No hemos dado con la que tenemos y se anuncia el brote de una nueva cepa del virus, o sea, ha mutado. Reputados institutos de investigación y gobiernos del mundo pronos­tican que, quizás, hacia dos mil veintidós se habrá logra­do un grado de mitigación im­portante de la cepa actual. El Covid-19 ha sido devastador en términos humanos, econó­micos y psicológicos. Porque, si bien la muerte es lo más gra­ve, el encierro degenera en in­finidad de manifestaciones pa­tológicas mentales.
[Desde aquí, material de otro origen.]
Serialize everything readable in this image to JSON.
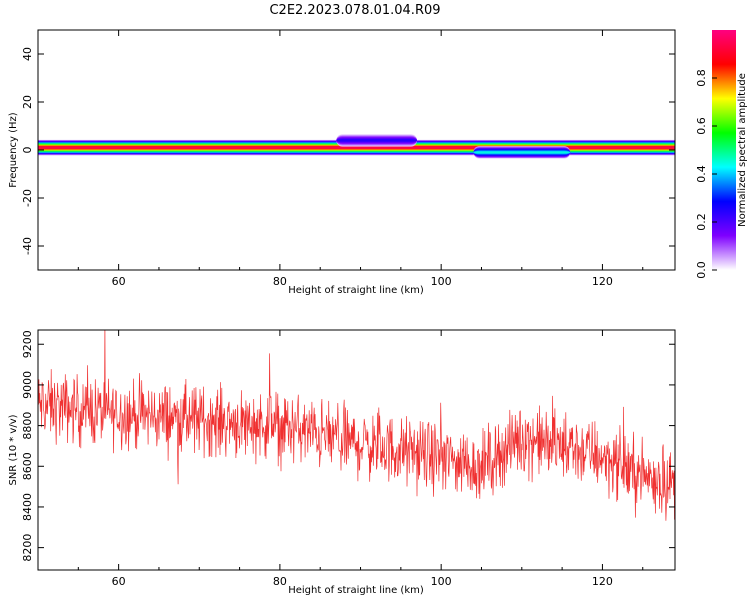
{
  "title": "C2E2.2023.078.01.04.R09",
  "chart_data": [
    {
      "type": "heatmap",
      "xlabel": "Height of straight line (km)",
      "ylabel": "Frequency (Hz)",
      "xlim": [
        50,
        129
      ],
      "ylim": [
        -50,
        50
      ],
      "x_ticks": [
        60,
        80,
        100,
        120
      ],
      "y_ticks": [
        -40,
        -20,
        0,
        20,
        40
      ],
      "colorbar": {
        "label": "Normalized spectral amplitude",
        "range": [
          0,
          1
        ],
        "ticks": [
          0.0,
          0.2,
          0.4,
          0.6,
          0.8
        ],
        "colors": [
          "#ffffff",
          "#7f00ff",
          "#0000ff",
          "#00ffff",
          "#00ff00",
          "#ffff00",
          "#ff0000",
          "#ff0080"
        ]
      },
      "description_bands": [
        {
          "x_start": 50,
          "x_end": 129,
          "center_hz": 1,
          "peak": 0.95
        },
        {
          "x_start": 87,
          "x_end": 97,
          "center_hz": 4,
          "peak": 0.25
        },
        {
          "x_start": 104,
          "x_end": 116,
          "center_hz": -1,
          "peak": 0.45
        }
      ]
    },
    {
      "type": "line",
      "xlabel": "Height of straight line (km)",
      "ylabel": "SNR (10 * v/v)",
      "xlim": [
        50,
        129
      ],
      "ylim": [
        8090,
        9270
      ],
      "x_ticks": [
        60,
        80,
        100,
        120
      ],
      "y_ticks": [
        8200,
        8400,
        8600,
        8800,
        9000,
        9200
      ],
      "color": "#f03030",
      "trend": {
        "x": [
          50,
          60,
          70,
          80,
          90,
          100,
          105,
          110,
          115,
          120,
          124,
          129
        ],
        "y": [
          8900,
          8860,
          8830,
          8800,
          8710,
          8640,
          8600,
          8740,
          8700,
          8650,
          8570,
          8510
        ]
      },
      "noise_amplitude": 150
    }
  ]
}
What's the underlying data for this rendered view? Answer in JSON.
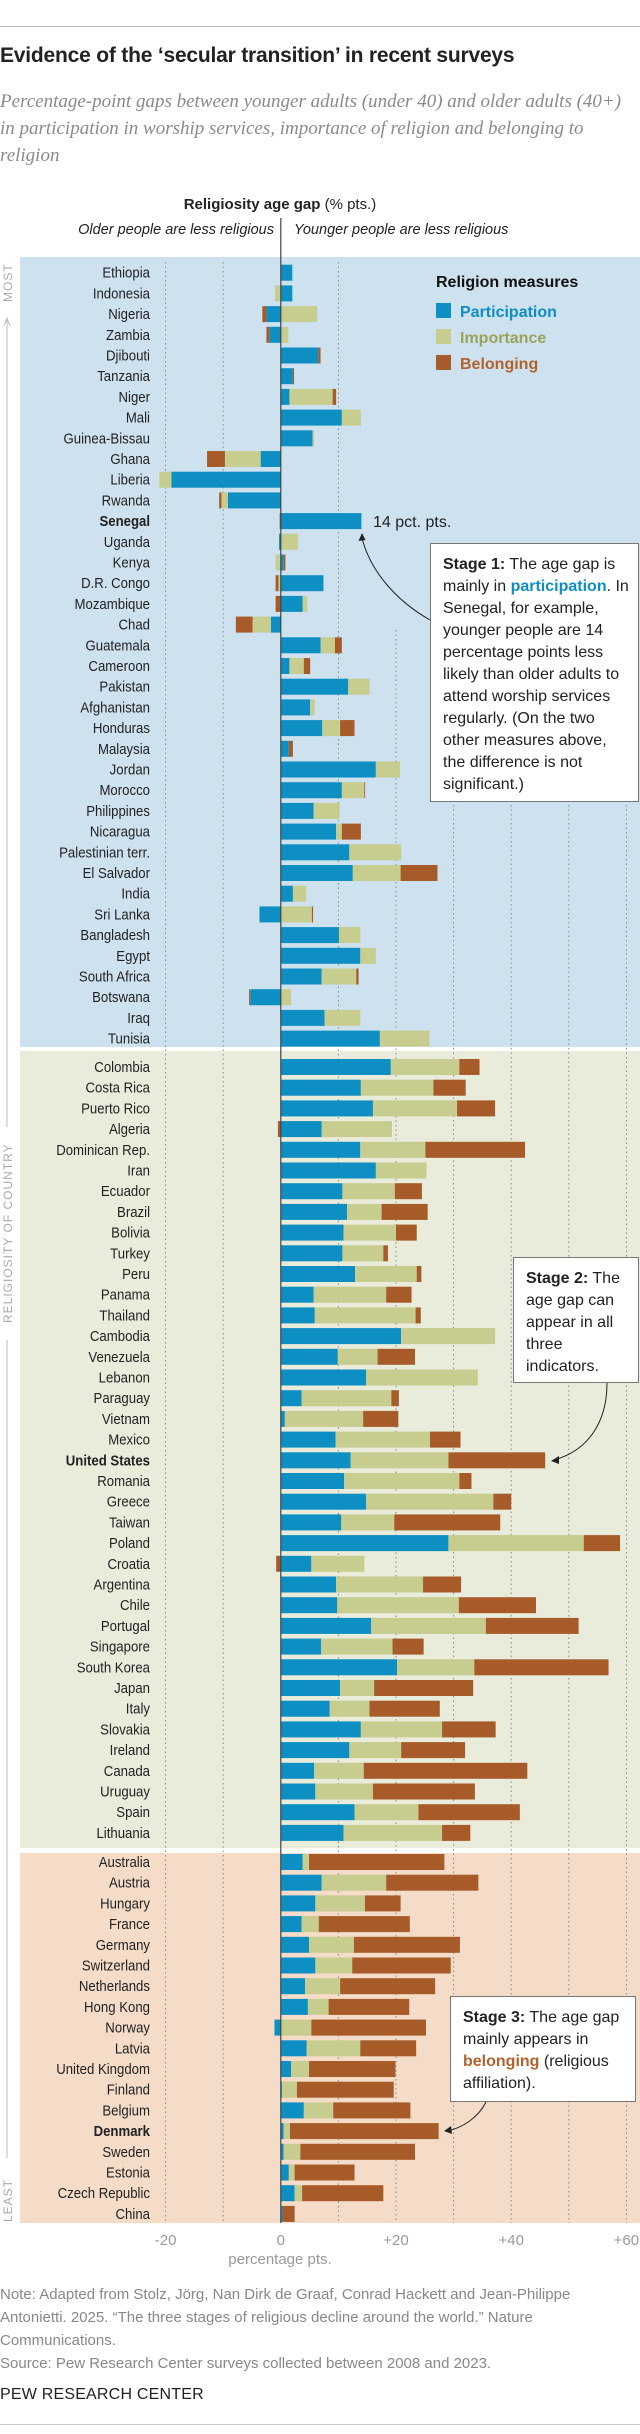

Nuestro enemigo nos ha acorralado de un modo tal que a veces piensa uno que no hay ningún tipo de espe­ranzas. A todo esto hay que sumar una miríada de conje­turas provenientes de voces supuestamente autorizadas, a veces, y de voces sin ningún grado de autoridad sobre el particular, que le atribuyen a la etiología del mal, pretensio­nes de dominio y control por parte de grupos económicos -particularmente de las far­macéuticas- y, en otros casos, de grupos políticos, sin que ni una cosa ni la otra soporte el más mínimo análisis, porque la ambición (de gloria, de po­der o de dinero) no opera con tanta benevolencia como para poner a todos los agentes o a las élites de todos los sectores, de acuerdo en todo. Por enci­ma de los intereses económi­cos estarán, en ocasiones, los intereses políticos o, por en­cima de los intereses políticos estarán, en determinadas co­yunturas, los intereses econó­micos. Sería totalmente im­posible conciliar a todos en un propósito único. La codicia y el ego individuales, como fenó­menos psicológicos, no admi­ten el control colectivo mate­rial ni político. Siempre habrá quien quiera más, más dinero o más espacio político -hay que tener en cuenta que uno y otro no son más que dimensiones distintas del poder- y eso hace descartable todo contubernio expreso en esa dirección. Pu­diera suceder que, producto de una estructura de oportunidad político-económica, o sea, de la convergencia accidental de unos y otros intereses, en una determinada coyuntura de tiempo y espacio, surjan pla­taformas de mayor concentra­ción de poder, pero ello nunca sucederá por elección racional.